Reconstruction of missing channel in electroencephalogram using spatiotemporal correlation-based averaging

Objective: Electroencephalogram (EEG) recordings often contain large segments with missing signals due to poor electrode contact or other artifact contamination. Recovering missing values, contaminated segments and lost channels could be highly beneficial, especially for automatic classification algorithms, such as machine/deep learning models, whose performance relies heavily on high-quality data. The current study proposes a new method for recovering missing segments in EEG. Approach: In the proposed method, the reconstructed segment is estimated by substitution of the missing part of the signal with the normalized weighted sum of other channels. The weighting process is based on inter-channel correlation of the non-missing preceding and proceeding temporal windows. The algorithm was designed to be computationally efficient. Experimental data from patients (N = 20) undergoing general anesthesia due to elective surgery were used for the validation of the algorithm. The data were recorded using a portable EEG device with ten channels and a self-adhesive frontal electrode during induction of anesthesia with propofol from waking state until burst suppression level, containing lots of variation in both amplitude and frequency properties.
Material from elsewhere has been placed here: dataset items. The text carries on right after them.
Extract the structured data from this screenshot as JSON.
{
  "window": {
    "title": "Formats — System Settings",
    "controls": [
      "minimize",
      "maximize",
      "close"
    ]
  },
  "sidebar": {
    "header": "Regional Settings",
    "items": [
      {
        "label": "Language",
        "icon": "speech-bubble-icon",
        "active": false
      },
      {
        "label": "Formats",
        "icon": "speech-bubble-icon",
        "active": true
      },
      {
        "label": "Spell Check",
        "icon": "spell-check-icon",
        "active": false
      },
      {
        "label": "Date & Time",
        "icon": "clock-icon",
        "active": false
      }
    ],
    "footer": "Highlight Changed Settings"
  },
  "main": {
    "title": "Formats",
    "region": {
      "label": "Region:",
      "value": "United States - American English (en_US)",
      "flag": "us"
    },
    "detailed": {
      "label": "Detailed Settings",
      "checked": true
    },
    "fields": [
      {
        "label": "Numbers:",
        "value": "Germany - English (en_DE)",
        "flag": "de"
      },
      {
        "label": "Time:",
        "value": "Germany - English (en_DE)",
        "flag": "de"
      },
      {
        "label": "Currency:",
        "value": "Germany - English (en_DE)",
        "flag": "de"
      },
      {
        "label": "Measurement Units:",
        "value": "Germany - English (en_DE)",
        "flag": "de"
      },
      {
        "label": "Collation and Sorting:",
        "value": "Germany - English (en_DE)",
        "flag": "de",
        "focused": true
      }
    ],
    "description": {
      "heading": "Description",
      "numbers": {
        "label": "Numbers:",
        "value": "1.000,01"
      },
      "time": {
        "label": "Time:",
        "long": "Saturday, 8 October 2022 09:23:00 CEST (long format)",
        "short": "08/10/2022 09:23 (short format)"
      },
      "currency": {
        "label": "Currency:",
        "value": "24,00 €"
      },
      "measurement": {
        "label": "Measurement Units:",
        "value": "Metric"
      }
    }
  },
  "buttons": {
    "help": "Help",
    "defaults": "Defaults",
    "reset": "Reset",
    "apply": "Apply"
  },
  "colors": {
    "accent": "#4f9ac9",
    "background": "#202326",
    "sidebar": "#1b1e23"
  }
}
The proposed imputation technique was compared with another simple-structure technique. Distance correlation (DC) was used as a measure of comparison evaluation. Main results: The proposed method, with an average DC of 82.48 ± 10.01 (µ ± σ)%, outperformed its competitor with an average DC of 67.89 ± 14.12 (µ ± σ)%. This algorithm also showed a better performance when increasing the number of missing channels. Significance: the proposed technique provides an easy-to-implement and computationally efficient approach for the reliable reconstruction of missing or contaminated EEG segments.